In a 6–3 ruling, the justices on Thursday, July 1, agreed with two nonprofit organizations, the Americans for Prosperity Foundation and the Thomas More Law Center, that the California attorney general’s policy, which has been in place for a decade, violates the Constitution’s First Amendment guarantees of freedom of speech and association.
The six conservative members of the court were in the majority, with three liberal members dissenting.
California requires charities to produce a copy of the tax form they file with the Internal Revenue Service, including a list of significant contributors. In addition, more prominent groups must disclose donors who give $200,000 or more in a given year.
Donor information is not available on the internet, and the state promises that it is kept confidential, but Reuters reported some had been revealed in the past.
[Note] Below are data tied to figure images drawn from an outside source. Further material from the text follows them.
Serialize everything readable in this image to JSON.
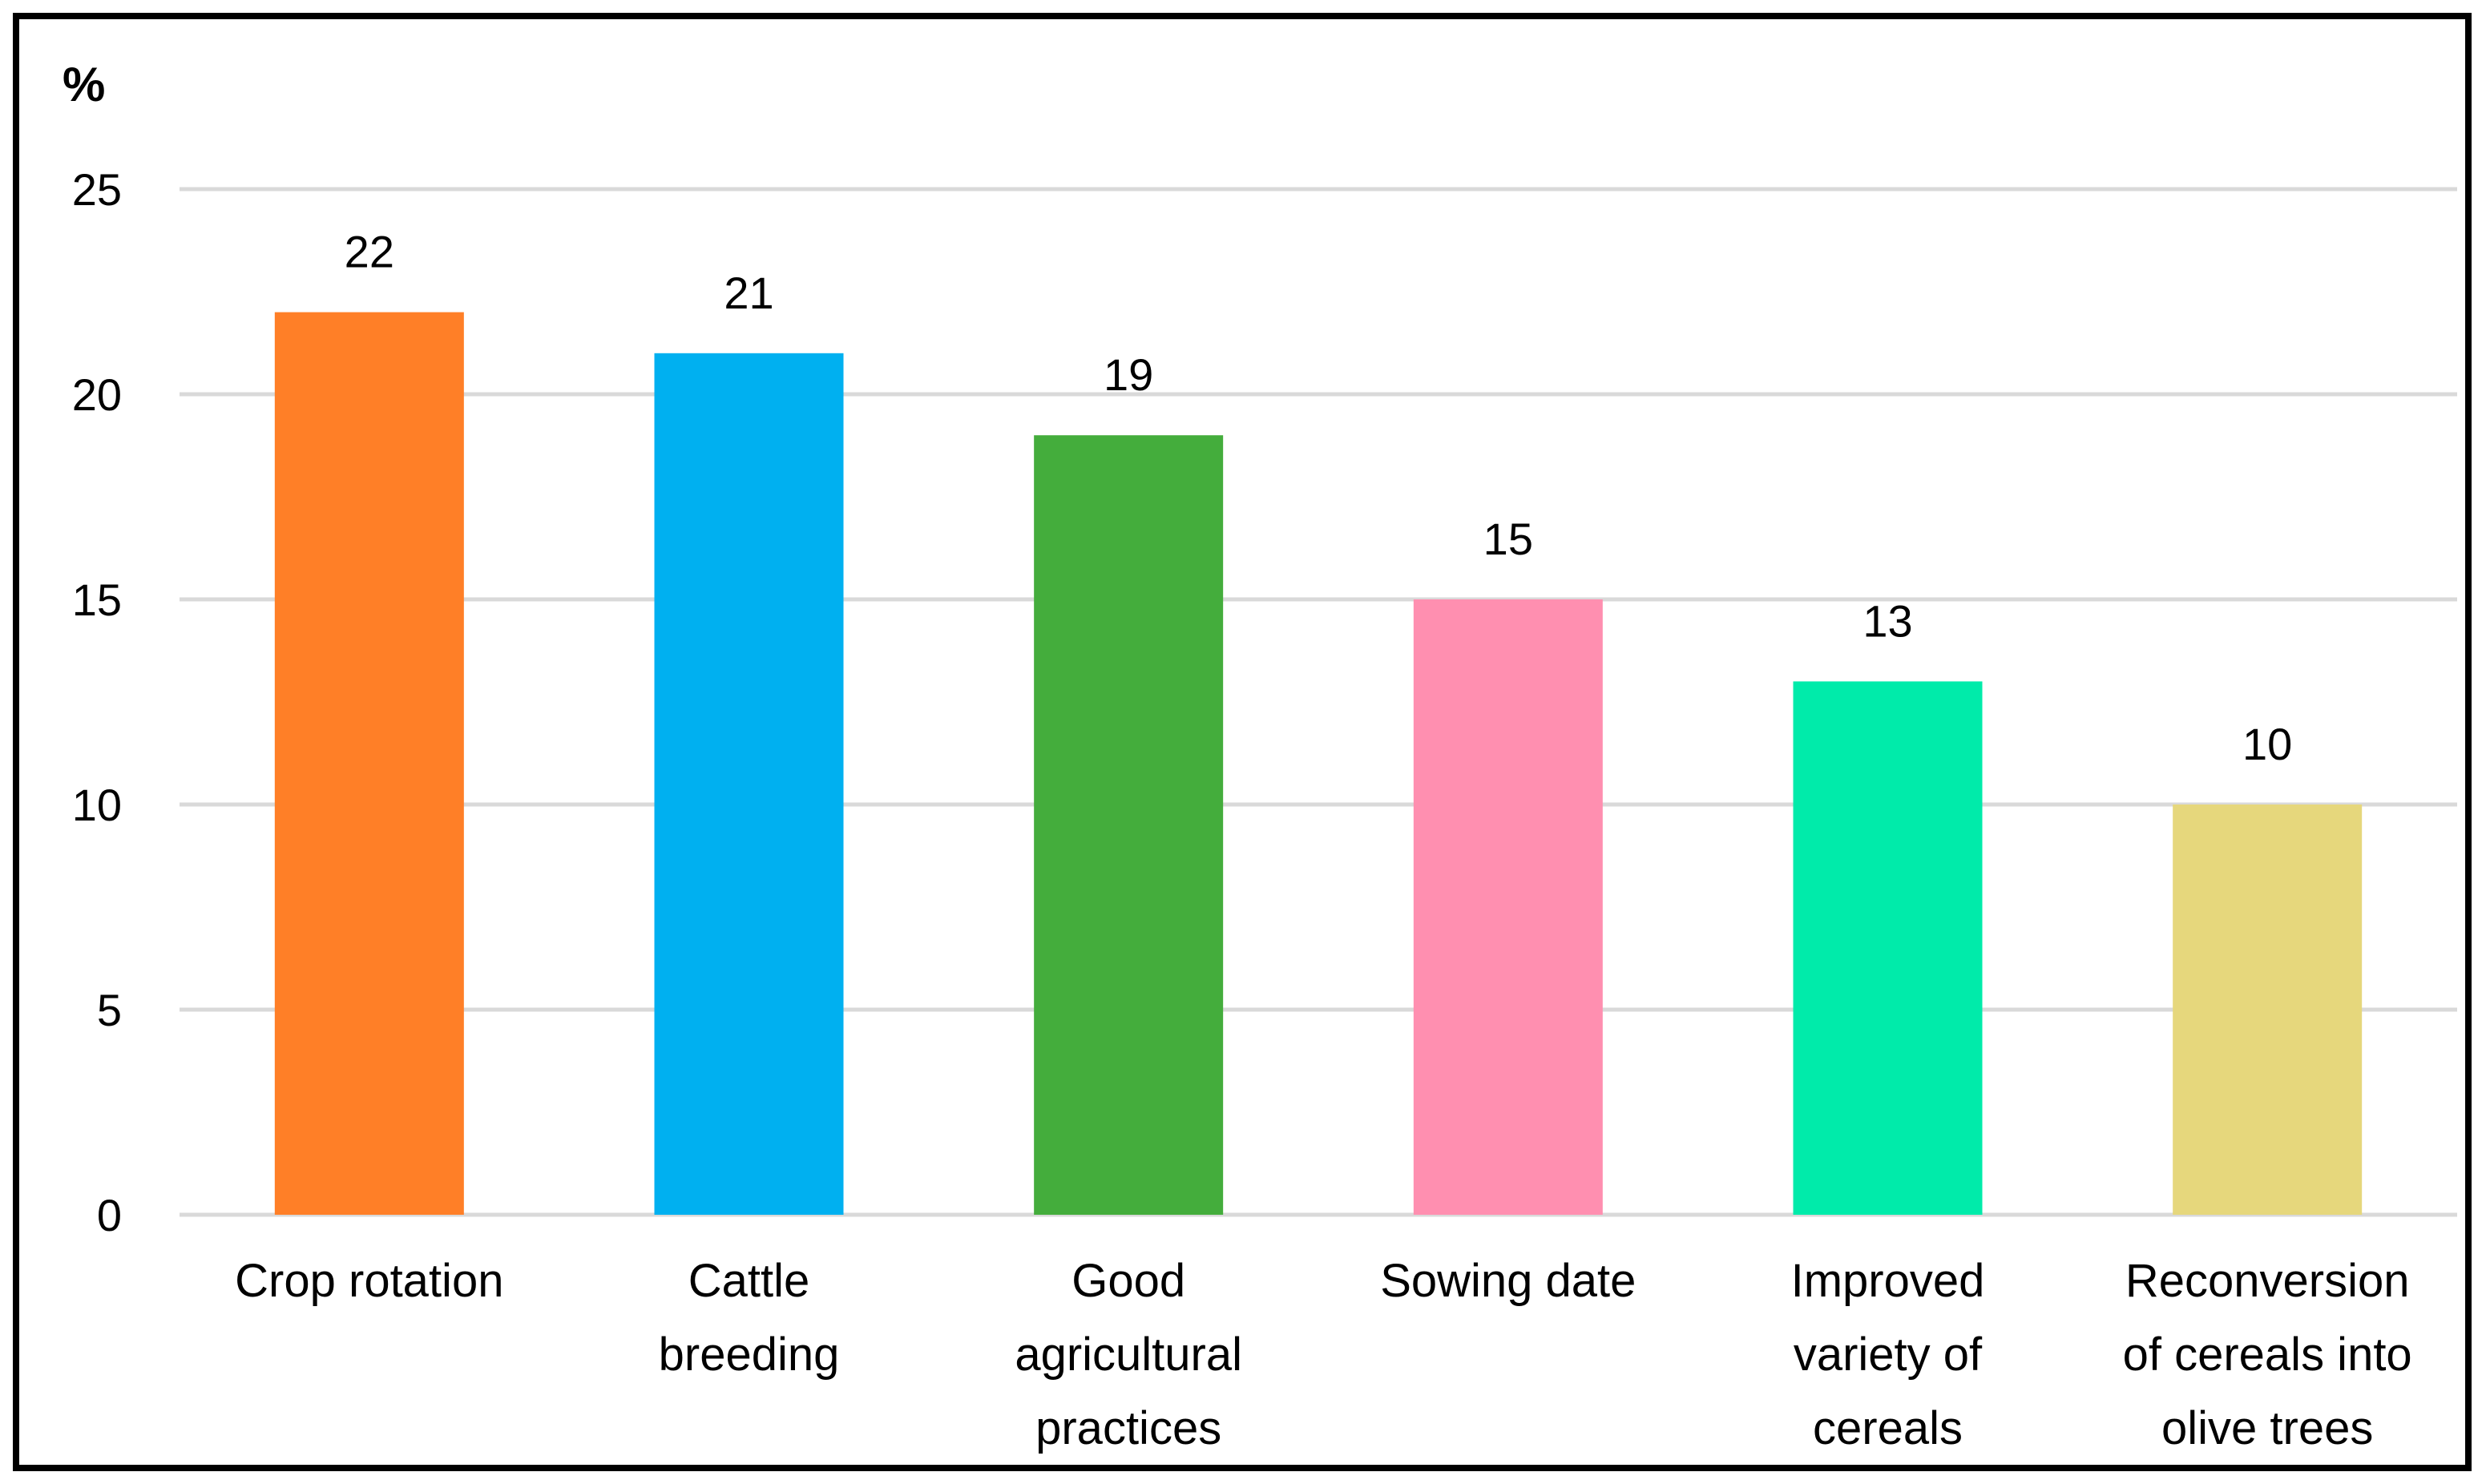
{
  "chart_data": {
    "type": "bar",
    "title": "",
    "xlabel": "",
    "ylabel": "%",
    "ylim": [
      0,
      25
    ],
    "yticks": [
      "0",
      "5",
      "10",
      "15",
      "20",
      "25"
    ],
    "grid": true,
    "legend": "none",
    "categories": [
      [
        "Crop rotation"
      ],
      [
        "Cattle",
        "breeding"
      ],
      [
        "Good",
        "agricultural",
        "practices"
      ],
      [
        "Sowing date"
      ],
      [
        "Improved",
        "variety of",
        "cereals"
      ],
      [
        "Reconversion",
        "of cereals into",
        "olive trees"
      ]
    ],
    "values": [
      22,
      21,
      19,
      15,
      13,
      10
    ],
    "data_labels": [
      "22",
      "21",
      "19",
      "15",
      "13",
      "10"
    ],
    "colors": [
      "#FF7F27",
      "#00B0F0",
      "#44AD3C",
      "#FF8FB0",
      "#00EBAA",
      "#E6D77C"
    ],
    "gridline_color": "#D9D9D9"
  }
}
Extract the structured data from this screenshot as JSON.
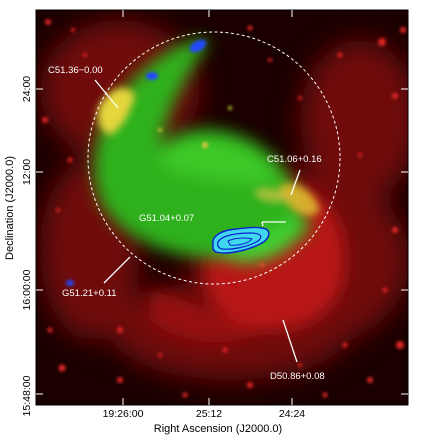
{
  "figure": {
    "x_axis_label": "Right Ascension (J2000.0)",
    "y_axis_label": "Declination (J2000.0)",
    "x_ticks": [
      "19:26:00",
      "25:12",
      "24:24"
    ],
    "y_ticks": [
      "15:48:00",
      "16:00:00",
      "12:00",
      "24:00"
    ],
    "annotations": [
      {
        "id": "c5136",
        "text": "C51.36−0.00"
      },
      {
        "id": "c5106",
        "text": "C51.06+0.16"
      },
      {
        "id": "g5104",
        "text": "G51.04+0.07"
      },
      {
        "id": "g5121",
        "text": "G51.21+0.11"
      },
      {
        "id": "d5086",
        "text": "D50.86+0.08"
      }
    ],
    "colors": {
      "background": "#1a0000",
      "red_emission": "#c01818",
      "green_shell": "#33cc22",
      "yellow_rim": "#e8d640",
      "cyan_contour_fill": "#3fd8ee",
      "contour_line": "#0a1fd0",
      "circle_stroke": "#ffffff"
    }
  }
}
“We are left to conclude that the Attorney General’s disclosure requirement imposes a widespread burden on donors’ associational rights,” Chief Justice John Roberts wrote in the ruling.
The state’s interest in “amassing sensitive information for its own convenience is weak,” Roberts added.
“We do not doubt that California has an important interest in preventing wrongdoing by charitable organizations,” Chief Justice John Roberts also wrote. “There is a dramatic mismatch, however, between the interest that the Attorney General seeks to promote and the disclosure regime that he has implemented in service of that end.” He added that “assurances of confidentiality may reduce the burden of disclosure to the State, [but] they do not eliminate it.”
In a dissenting opinion, liberal Justice Sonia Sotomayor stated that the court had reversed its former stance.
“Today’s analysis marks reporting and disclosure requirements with a bull’s-eye. Regulated entities who wish to avoid their obligations can do so by vaguely waving toward First Amendment ‘privacy concerns,’” Sotomayor wrote.
Sotomayor stated that the court had overturned the requirement. However, there was no proof that the donors would experience any negative repercussions if their identities were made public, such as threats or reprisals, as the groups had claimed.
An array of charitable organizations from across the ideological spectrum backed the two groups that challenged California’s law. Liberal groups, including the American Civil Liberties Union, had pushed for a narrower ruling in favor of the challengers.
The Supreme Court heard arguments in March after the 9th Circuit Court of Appeals in San Francisco reversed a federal judge’s decision regarding the groups in 2018.
Supreme Court recently has made it simpler for states to pass election integrity legislation, supporting two Republican-backed bills in Arizona in another ruling.